- Directed by: Drew Rosas Nick Sommer
- Written by: Drew Rosas Nick Sommer
- Starring: Marshall Caswell Erin Hammond Nick Sommer
- Cinematography: Justin Russell
- Edited by: Drew Rosas
- Music by: Chris Fuller
- Production companies: D-Cent Entertainment Decent Entertainment Surgery Room
- Release date: October 1, 2013 (Milwaukee Film Festival);
- Running time: 94 minutes
- Country: United States
- Language: English

= Billy Club (film) =

Billy Club is a 2013 independent comedy horror film directed and written by Drew Rosas and Nick Sommer. The film had its world release on October 1, 2013 at the Milwaukee Film Festival and focuses on four friends that reunite after a long time, only to have to overcome dark secrets from their past. Funding for Billy Club was partially received through a successful Kickstarter campaign.

==Synopsis==
Fifteen years ago Bobby (Marshall Caswell) and his friends tormented their little league teammate Billy Haskins after he lost them a big game. In retaliation Billy murdered two of their teammates and their coach before he was stopped and placed in a mental institution. Bobby moved away afterwards, but has returned years later in 1996 to reconnect with everyone. This reunion is cut short when someone dressed as an old fashioned umpire begins killing any survivors from the team, making the survivors fear for their lives.

==Cast==
- Marshall Caswell as Bobby Spooner
- Erin Hammond as Alison McKenzie
- Nick Sommer as Kyle Tripper
- Max Williamson as Danny Evans
- Mark Metcalf as The Umpire
- Mathew Dunlop as Devon
- Thaine H. Allison Jr. as Man Behind Gas Station
- Al Bardin as Sheriff Hicks
- Peter Batchelder as Sports Announcer
- Sebastian Weigman as Young Billy
- Suziey Block as Nurse
- Trevor Burke as Young Kyle
- Bobby Ciraldo as Cop 1
- Kelly Cunningham as Vanessa
- Michael Denk as Mitch
- Peter Donalds as Baseball Bar Patron
- Brody Drews as Young Danny

==Production==
Rosas and Sommer, both of whom had worked together previously on the film Blood Junkie, began developing Billy Club as both wanted to "make a slasher movie in the vein of the classic boogie men movies of the ‘80s and ‘90s" and felt that the theme of baseball "lends itself to the horror genre really well". Funding was partially raised through a private investor as well as through Kickstarter. Sommer designed the killer's weapon to incorporate a "bolt-action retractable bayonet blade that comes out the end", as he wanted to make it different from the typical "baseball bat with nails in it". Filming took place in northern Wisconsin and several baseball players from McDonough, Georgia's Union Grove High School were brought on to portray the young versions of the main characters.

==Reception==
Billy Club won the "Best Feature" award at the Hollywood Horror Fest, the "Best Horror Film" award at the Phoenix Film Festival, the "Award of Excellence" at Indy Fest, and the "Best Wisconsin Film" award at the Beloit International Film Festival. The film was also an official entry in the PollyGrind Film Festival, the Green Bay Horror Festival, and the Milwaukee Film Festival.

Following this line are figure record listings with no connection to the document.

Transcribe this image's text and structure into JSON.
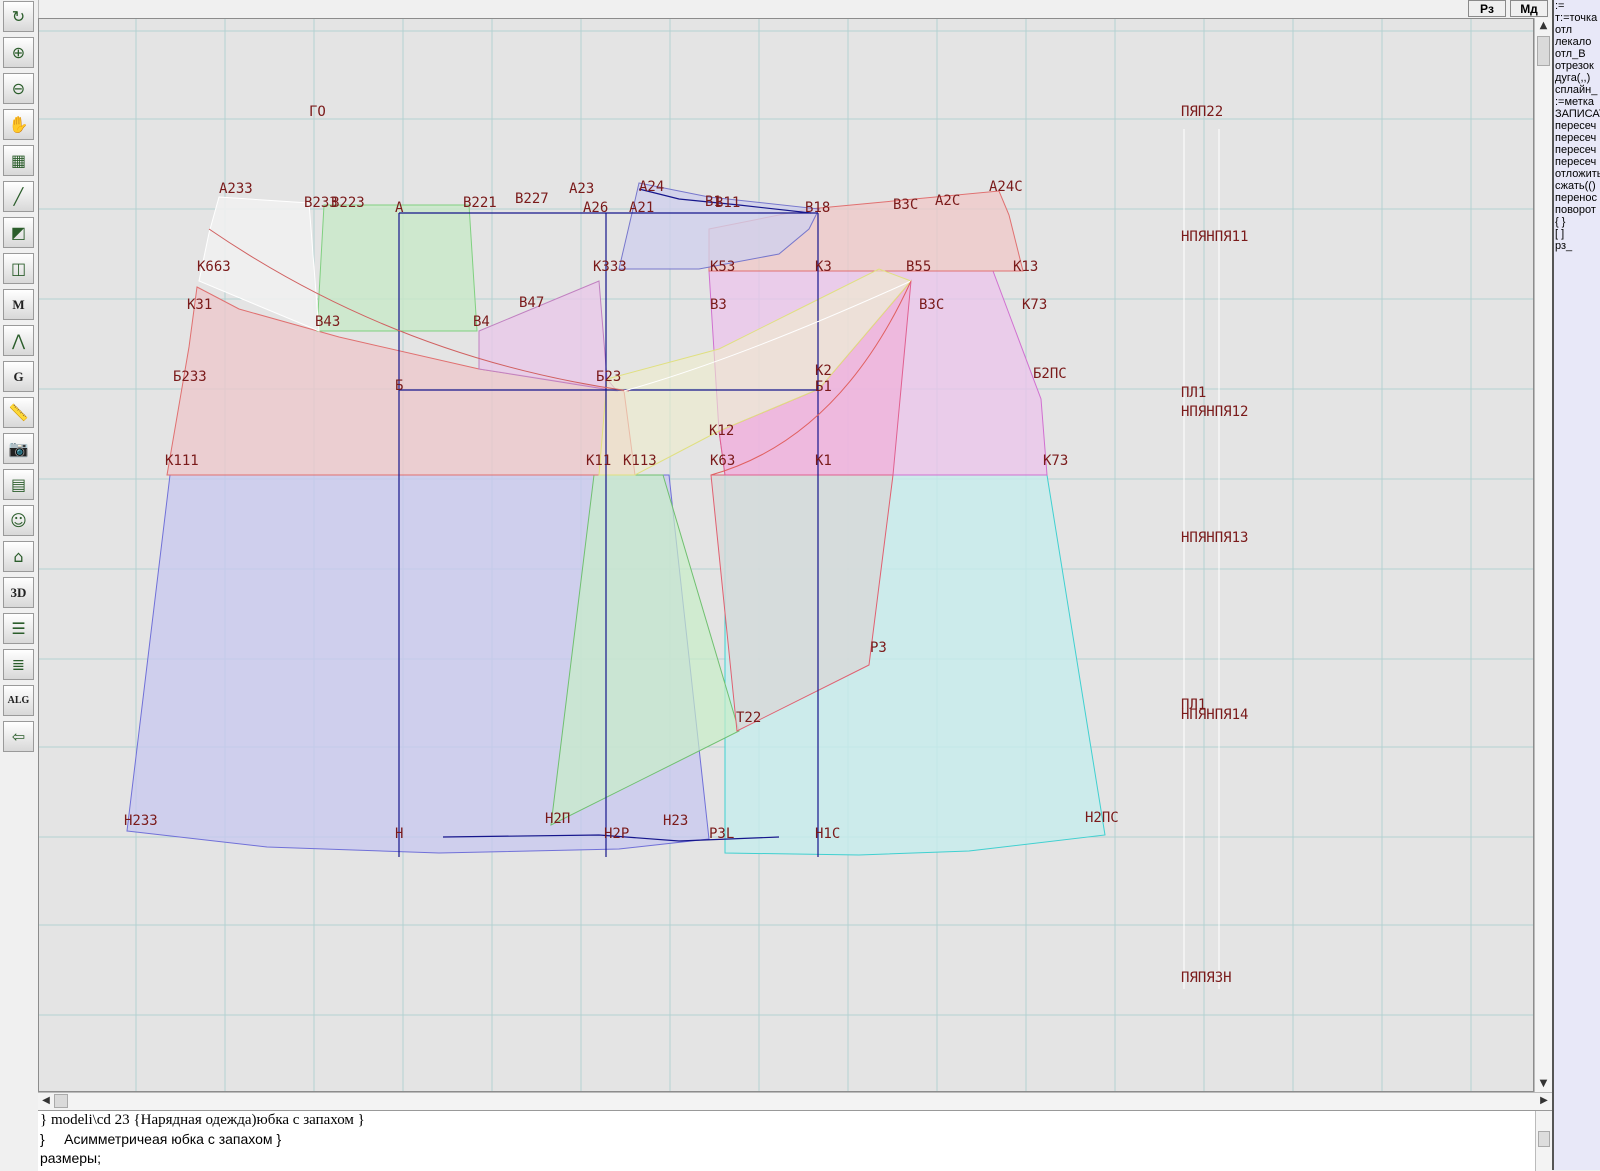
{
  "toolbar": {
    "tools": [
      {
        "name": "refresh-icon",
        "glyph": "↻"
      },
      {
        "name": "zoom-in-icon",
        "glyph": "⊕"
      },
      {
        "name": "zoom-out-icon",
        "glyph": "⊖"
      },
      {
        "name": "pan-icon",
        "glyph": "✋"
      },
      {
        "name": "grid-icon",
        "glyph": "▦"
      },
      {
        "name": "line-tool-icon",
        "glyph": "╱"
      },
      {
        "name": "map-icon",
        "glyph": "◩"
      },
      {
        "name": "pattern-icon",
        "glyph": "◫"
      },
      {
        "name": "measure-m-icon",
        "glyph": "M"
      },
      {
        "name": "compass-icon",
        "glyph": "⋀"
      },
      {
        "name": "curve-g-icon",
        "glyph": "G"
      },
      {
        "name": "ruler-icon",
        "glyph": "📏"
      },
      {
        "name": "camera-icon",
        "glyph": "📷"
      },
      {
        "name": "document-icon",
        "glyph": "▤"
      },
      {
        "name": "face-icon",
        "glyph": "☺"
      },
      {
        "name": "garment-icon",
        "glyph": "⌂"
      },
      {
        "name": "3d-icon",
        "glyph": "3D"
      },
      {
        "name": "sheets-icon",
        "glyph": "☰"
      },
      {
        "name": "stack-icon",
        "glyph": "≣"
      },
      {
        "name": "alg-icon",
        "glyph": "ALG"
      },
      {
        "name": "exit-icon",
        "glyph": "⇦"
      }
    ]
  },
  "top_buttons": {
    "rz": "Рз",
    "md": "Мд"
  },
  "canvas": {
    "labels": [
      {
        "t": "ГО"
      },
      {
        "t": "А233"
      },
      {
        "t": "В233"
      },
      {
        "t": "В223"
      },
      {
        "t": "А"
      },
      {
        "t": "В221"
      },
      {
        "t": "В227"
      },
      {
        "t": "А23"
      },
      {
        "t": "А24"
      },
      {
        "t": "А26"
      },
      {
        "t": "А21"
      },
      {
        "t": "В1"
      },
      {
        "t": "В11"
      },
      {
        "t": "В18"
      },
      {
        "t": "В3С"
      },
      {
        "t": "А2С"
      },
      {
        "t": "А24С"
      },
      {
        "t": "К663"
      },
      {
        "t": "К333"
      },
      {
        "t": "К53"
      },
      {
        "t": "К3"
      },
      {
        "t": "В55"
      },
      {
        "t": "К13"
      },
      {
        "t": "К31"
      },
      {
        "t": "В47"
      },
      {
        "t": "В3"
      },
      {
        "t": "В3С"
      },
      {
        "t": "К73"
      },
      {
        "t": "В43"
      },
      {
        "t": "В4"
      },
      {
        "t": "Б233"
      },
      {
        "t": "Б"
      },
      {
        "t": "Б23"
      },
      {
        "t": "К2"
      },
      {
        "t": "Б1"
      },
      {
        "t": "Б2ПС"
      },
      {
        "t": "К12"
      },
      {
        "t": "К111"
      },
      {
        "t": "К11"
      },
      {
        "t": "К113"
      },
      {
        "t": "К63"
      },
      {
        "t": "К1"
      },
      {
        "t": "К73"
      },
      {
        "t": "Р3"
      },
      {
        "t": "Т22"
      },
      {
        "t": "Н233"
      },
      {
        "t": "Н2П"
      },
      {
        "t": "Н23"
      },
      {
        "t": "Н"
      },
      {
        "t": "Н2Р"
      },
      {
        "t": "Р3L"
      },
      {
        "t": "Н1С"
      },
      {
        "t": "Н2ПС"
      },
      {
        "t": "ПЯП22"
      },
      {
        "t": "НПЯНПЯ11"
      },
      {
        "t": "ПЛ1"
      },
      {
        "t": "НПЯНПЯ12"
      },
      {
        "t": "НПЯНПЯ13"
      },
      {
        "t": "ПЛ1"
      },
      {
        "t": "НПЯНПЯ14"
      },
      {
        "t": "ПЯПЯ3Н"
      }
    ]
  },
  "right_panel": {
    "lines": [
      ":=",
      "т:=точка",
      "отл",
      "лекало",
      "отл_В",
      "отрезок",
      "дуга(,,)",
      "сплайн_",
      ":=метка",
      "ЗАПИСАТЬ",
      "пересеч",
      "пересеч",
      "пересеч",
      "пересеч",
      "отложить",
      "сжать(()",
      "перенос",
      "поворот",
      "{ }",
      "[ ]",
      "рз_"
    ]
  },
  "console": {
    "lines": [
      "} modeli\\cd 23 {Нарядная одежда)юбка с запахом }",
      "}     Асимметричеая юбка с запахом }",
      "размеры;"
    ]
  },
  "colors": {
    "grid": "#b4d2d2",
    "label": "#7a1a1a",
    "axis": "#16168c"
  }
}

Shock Till You Drop rated Billy Club at a 5, stating that the film was "far from perfect", but that there was "real talent on display".

The official Billy Club poster created by Dog & Pony won the "Award of Distinction" at the 19th Annual Communicator Awards in 2013.

==Music==
The band Alison's Mailbox, from Highland, Indiana, contributed two songs to the movie. "Just Askin'" and "The Feminine Song" are from the band's first official release titled "Alison's Mailbox". The four song tape was released March 4, 1995. "Just Askin'" can be heard at two spots in the movie, at 21:06 and 21:31. "The Feminine Song" can be heard at 56:12. The scenes include the songs playing on the radio in Billy's truck.

== See also ==

- The Catcher, a similarly themed film released in 1998.